Dynamics of water extractable organic carbon at a subtropical catchment using fluorescence excitation‐emission matrix spectroscopy coupled with parallel factor analysis

Abstract

AbstractThe vertical and horizontal movement of water extractable organic carbon (WEOC) has a significant influence on soil organic carbon (SOC) storage and water quality. However, how the amount, components and chemical qualities of WEOC change at horizontal and vertical levels, as well as desorption in the cascade model in subtropical red soils, are not fully understood. We sampled soils from four types of land (Elaeocarpus, Masson Pine, Crape‐Myrtle and a deposition site) in a subtropical catchment as replicated cores (n = 96) and investigated changes in the molecular and structural constituents of WEOC using excitation‐emission matrix fluorescence and UV–visible absorbance spectroscopy. Our results showed that WEOC concentration changed remarkably in all four plots, and that the concentration coupled with the relative abundance of aromatic compounds decreased with increasing soil depth, whereas low‐molecular‐weight materials increased with increasing soil depth.
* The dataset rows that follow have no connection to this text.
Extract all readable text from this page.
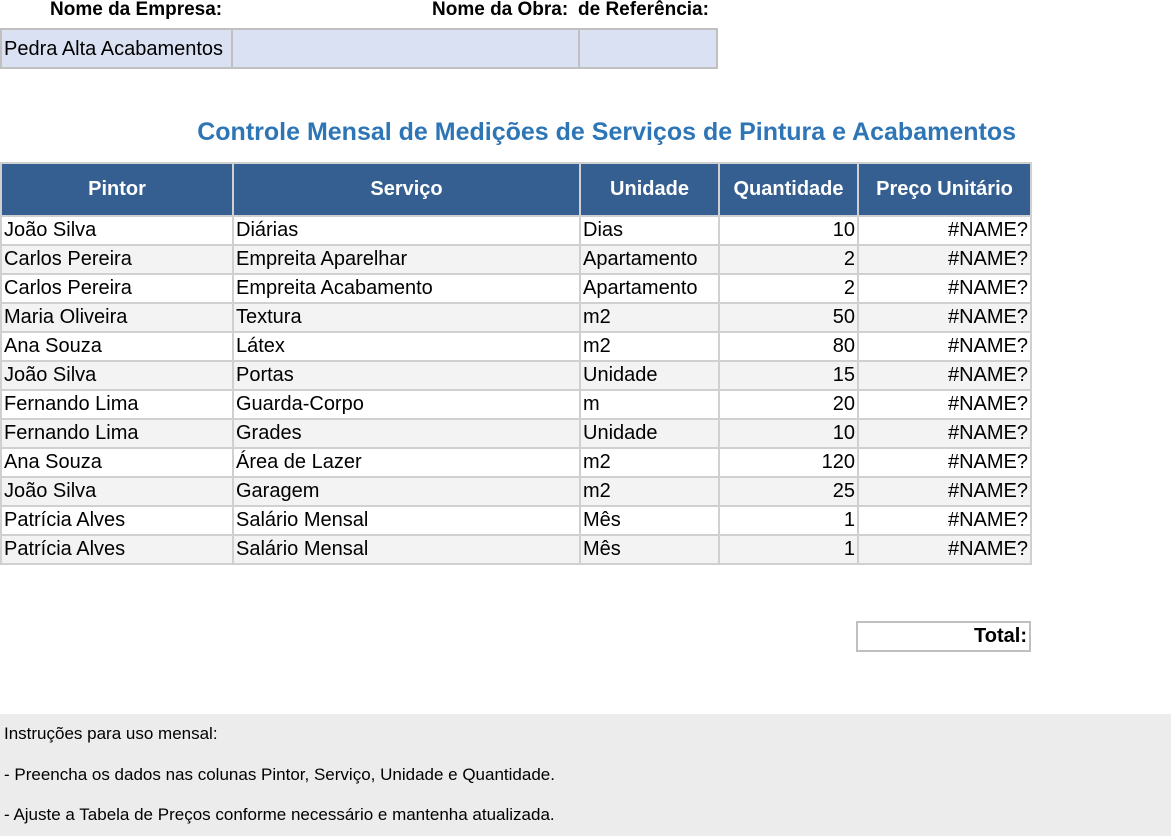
Nome da Empresa:	Nome da Obra: de Referência:
Pedra Alta Acabamentos
Controle Mensal de Medições de Serviços de Pintura e Acabamentos
Pintor	Serviço	Unidade	Quantidade	Preço Unitário
João Silva	Diárias	Dias	10	#NAME?
Carlos Pereira	Empreita Aparelhar	Apartamento	2	#NAME?
Carlos Pereira	Empreita Acabamento	Apartamento	2	#NAME?
Maria Oliveira	Textura	m2	50	#NAME?
Ana Souza	Látex	m2	80	#NAME?
João Silva	Portas	Unidade	15	#NAME?
Fernando Lima	Guarda-Corpo	m	20	#NAME?
Fernando Lima	Grades	Unidade	10	#NAME?
Ana Souza	Área de Lazer	m2	120	#NAME?
João Silva	Garagem	m2	25	#NAME?
Patrícia Alves	Salário Mensal	Mês	1	#NAME?
Patrícia Alves	Salário Mensal	Mês	1	#NAME?
Total:
Instruções para uso mensal:
- Preencha os dados nas colunas Pintor, Serviço, Unidade e Quantidade.
- Ajuste a Tabela de Preços conforme necessário e mantenha atualizada.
Five fluorescent components were identified by parallel factor analysis (i.e., tryptophan‐like, tyrosine‐like and three humic‐substance‐like components). The relative abundance of these components suggested that WEOC composition shifted along vertical soil layers. Dynamic variations in fluorescent indices indicated that WEOC from the subsoil has strong biological characteristics. Additionally, there was no significant correlation between WEOC and SOC in subsoil, indicating that much of the WEOC within mineral soils is of local microbial origin rather than from local soil organic matter. Sorption processes alone or stepwise exchange processes of WEOC on the soil minerals do not readily occur, as the red soil in a subtropical area is typically unsaturated and potentially has a large sorption capacity. Once soil carbon is adsorbed, it is difficult to release it into soil water by microbial processing. Data from the deposition site suggest that components of hydrophilic WEOC with low molecular weight are preferentially transported.